If we define
$$\mathcal{J} = \{\text{ all intervals contained in [0,1]}\} $$ Then $$ B_0 = \{ \text{ all finite unions of elements of }\mathcal{J}\} $$ Is an algebra (so it is closed under the formation of complements (but it is not a $\sigma$ algebra) . Now consider $$ B_1 = \{\text{ all finite or countable unions of elements of }\mathcal{J}\} $$ and let $K$ be the Cantor set (everything that is left over after removing all the middle thirds over the interval $[0,1]$. Then the complement of the Cantor set is in $B_1$. That is, $$ K^c \in B_1 $$ which I believe is because the cantor set $K$ can be written as the countable intersection of closed intervals, and therefore its complement $K^c$ can be written as a countable union of open intervals. By definition, then, $$ K^c \in B_1 $$ However, $$ K \not\in B_1 $$ Since the complement of something in $B_1$ is not in $B_1$, then $B_1$ is not an algebra, even though $B_0$ is? I don't see how allowing the countable union of intervals would ruin closure under complements? Can someone explain this to me or point me in the right direction? Or let me know if there is something else going on that I am missing?
Thanks.
You're absolutely right (assuming that, in the definition of $B_0$, "interval" means "open or closed interval") - $B_0$ is an algebra, but $B_1$ is not, even though $B_1$ is gotten from $B_0$ by adding a closure property. What's going on, basically, is that the complement of an infinite union is more complicated to describe than you might suspect based on just looking at finite unions. In particular, the complement of a finite union of intervals is again a finite union of intervals, so closure under complementation is in $B_0$ "for free," but this fails badly for countable unions.

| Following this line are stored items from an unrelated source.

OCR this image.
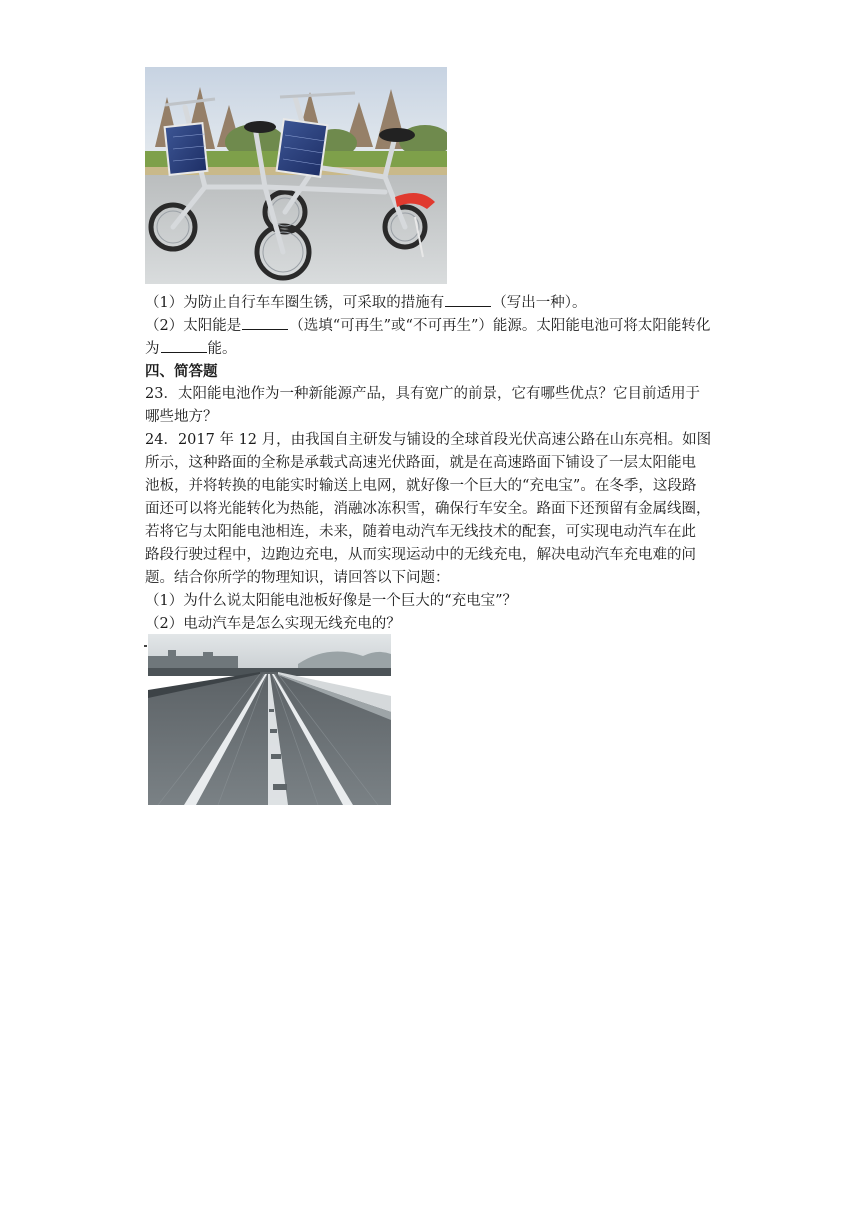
（1）为防止自行车车圈生锈，可采取的措施有	（写出一种）。
（2）太阳能是	（选填“可再生”或“不可再生”）能源。太阳能电池可将太阳能转化
为	能。
四、简答题
23．太阳能电池作为一种新能源产品，具有宽广的前景，它有哪些优点？它目前适用于
哪些地方？
24．2017 年 12 月，由我国自主研发与铺设的全球首段光伏高速公路在山东亮相。如图
所示，这种路面的全称是承载式高速光伏路面，就是在高速路面下铺设了一层太阳能电
池板，并将转换的电能实时输送上电网，就好像一个巨大的“充电宝”。在冬季，这段路
面还可以将光能转化为热能，消融冰冻积雪，确保行车安全。路面下还预留有金属线圈，
若将它与太阳能电池相连，未来，随着电动汽车无线技术的配套，可实现电动汽车在此
路段行驶过程中，边跑边充电，从而实现运动中的无线充电，解决电动汽车充电难的问
题。结合你所学的物理知识，请回答以下问题：
（1）为什么说太阳能电池板好像是一个巨大的“充电宝”？
（2）电动汽车是怎么实现无线充电的？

For a simpler example of how adding closure in one direction can weaken closure in another, consider the following: let $C_0$ be the set of all subsets of $[0, 1]$ which are either finite or cofinite (=have finite complement). Then clearly $C_0$ is an algebra.
Now let $C_1$ be $C_0$, closed off under countable unions. Now $C_1$ is not an algebra, since e.g. the set of irrationals is not in $C_1$ but the set of rationals is.